More e-liquid firms try to beat state's deadline as courts weigh vaping laws

June 30, 2016

The smoke finally could clear on Thursday for e-liquid manufacturers who have tried to either fight or comply with the state's controversial new vaping laws that go into effect on Friday.

Depending on decisions at the state and federal levels, they likely will get clarity on a number of questions about whether the laws actually will take effect and whether other manufacturers will slip in under the deadline.

The Alcohol and Tobacco Commission said Wednesday afternoon that it was reviewing multiple last-minute applications to determine whether any would qualify firms to do business in Indiana come Friday. That's the day on which unapproved manufacturers would be barred from making or selling their products in the state. E-liquids are flavored solutions used in certain types of e-cigarettes.

There are six more pending e-liquid manufacturer applications—two of which are from companies based in China—which could be voted on by the ATC on Thursday morning. An ATC meeting called for Tuesday to review new applications was canceled at the last minute.

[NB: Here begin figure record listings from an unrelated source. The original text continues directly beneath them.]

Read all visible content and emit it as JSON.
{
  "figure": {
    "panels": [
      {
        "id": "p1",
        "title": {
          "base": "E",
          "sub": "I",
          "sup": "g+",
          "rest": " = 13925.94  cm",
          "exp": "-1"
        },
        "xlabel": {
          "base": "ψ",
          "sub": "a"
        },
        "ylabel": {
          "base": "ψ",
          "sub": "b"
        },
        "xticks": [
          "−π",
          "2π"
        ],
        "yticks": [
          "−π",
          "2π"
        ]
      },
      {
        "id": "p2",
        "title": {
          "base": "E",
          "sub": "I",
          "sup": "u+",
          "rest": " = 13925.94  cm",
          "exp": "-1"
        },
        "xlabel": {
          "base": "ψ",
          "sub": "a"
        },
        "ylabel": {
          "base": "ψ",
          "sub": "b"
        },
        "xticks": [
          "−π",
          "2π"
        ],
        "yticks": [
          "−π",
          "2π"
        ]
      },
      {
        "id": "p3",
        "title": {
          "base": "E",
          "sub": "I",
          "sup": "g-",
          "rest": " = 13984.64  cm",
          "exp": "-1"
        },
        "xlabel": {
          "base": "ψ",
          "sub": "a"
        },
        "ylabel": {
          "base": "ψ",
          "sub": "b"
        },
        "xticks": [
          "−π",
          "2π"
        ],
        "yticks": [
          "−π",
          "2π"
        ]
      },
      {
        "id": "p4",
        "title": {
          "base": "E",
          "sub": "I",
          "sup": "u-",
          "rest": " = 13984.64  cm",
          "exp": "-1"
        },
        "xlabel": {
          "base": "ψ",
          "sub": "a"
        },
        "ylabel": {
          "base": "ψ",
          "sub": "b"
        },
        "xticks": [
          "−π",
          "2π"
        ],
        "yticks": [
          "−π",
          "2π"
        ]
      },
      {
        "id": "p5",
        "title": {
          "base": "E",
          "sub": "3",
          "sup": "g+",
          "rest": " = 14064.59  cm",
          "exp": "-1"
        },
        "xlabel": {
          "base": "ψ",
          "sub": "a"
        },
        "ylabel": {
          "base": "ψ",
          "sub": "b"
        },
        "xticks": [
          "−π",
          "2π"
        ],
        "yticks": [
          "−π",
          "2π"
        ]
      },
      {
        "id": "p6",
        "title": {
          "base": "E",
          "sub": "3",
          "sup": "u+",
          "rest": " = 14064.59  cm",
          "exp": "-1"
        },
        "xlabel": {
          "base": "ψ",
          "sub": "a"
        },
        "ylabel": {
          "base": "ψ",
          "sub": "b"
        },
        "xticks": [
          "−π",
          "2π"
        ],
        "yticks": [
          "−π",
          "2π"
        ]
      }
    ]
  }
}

Meanwhile, manufacturers that are critical of the vaping rules hope federal judges will rule in their favor Thursday and grant their requests for injunctions. Two federal lawsuits, as well as a state lawsuit, call the laws into question.

The second federal lawsuit was filed last week by Naples, Florida-based Goodcat LLC—which sells its products through more than 200 Indiana retailers. The suit targets the e-liquid security firm requirements, which critics say were written in a way that essentially gives a private Lafayette security firm, Mulhaupt's, veto power over the entire industry.

The Florida company, which tried to get an application but was denied by Mulhaupt’s said in its suit that the “security firm requirements have a discriminatory effect by imposing security firm requirements that can be satisfied by only one firm in the entire United States.”

E-liquid manufacturers have cried foul because no other security firms besides Mulhaupt’s appears to meet oddly specific requirements in the law, and applicants must have a five-year contract with a qualified security firm to be approved by the state.

So far, six e-liquid manufacturers have been approved by the state. All use Mulhaupt’s as their security firm.

ATC paralegal Kim Chew declined to say on Wednesday which, if any, of the firms that had pending applications would be voted on for approval on Thursday.

IBJ reported June 18 that at least 30 national and local manufacturers tried to do business with Mulhaupt’s, but many were unsuccessful. The security firm said it was being choosy with whom it worked.

One of the pending applications is for California-based Cali Co-Packing LLC, which is affiliated with another California firm, One on One Flavors, with common leadership.

Initially, it was working with California-based Bay Alarm Company, an ADT-style commercial and residential security firm.

But upon talking to the ATC, Bay Alarm learned it would not qualify because it used subcontracted, not salaried, employees to fulfill the required certifications, according to Bay Alarm’s office manager, Miranda Beckman. Companies that use subcontractors do not meet the state's standards.

“We had to withdraw,” Beckman said. She said her company was encouraged by Cali Co-Packing to stretch the truth regarding its credentials on the application, but “we would not lie about it.”

One on One Flavors’ chief operating officer, Ivan Loochkartt, denied that Cali Co-Packing asked Bay to misrepresent its qualifications, and said he quickly found another security firm that met the requirements.

“We sent over the information yesterday along with the firm certification and it appears everything is good,” Loochkartt told IBJ Wednesday afternoon. “We’re just waiting on them to hear that we received approval.”

Loochkartt would not tell IBJ which security firm it had chosen to work with.

That Loochkartt found a qualified security firm so quickly surprised Indiana manufacturers who had done months of unsuccessful research to find a qualified group besides Mulhaupt’s.

Evan McMahon, who runs vaping industry group Hoosier Vapers and has his own shop called Liberation Vape, said he “finds it highly suspect.”

“How can somebody find a company i[so quickly],” McMahon said, “and then turn around and get all of that information to a state bureaucracy who is then supposed to vet it all?”

Editor's note: This story was updated from its original version to note that Loochkartt denied that Cali Co-Packing asked Bay Alarm Company to misrepresent its qualifications.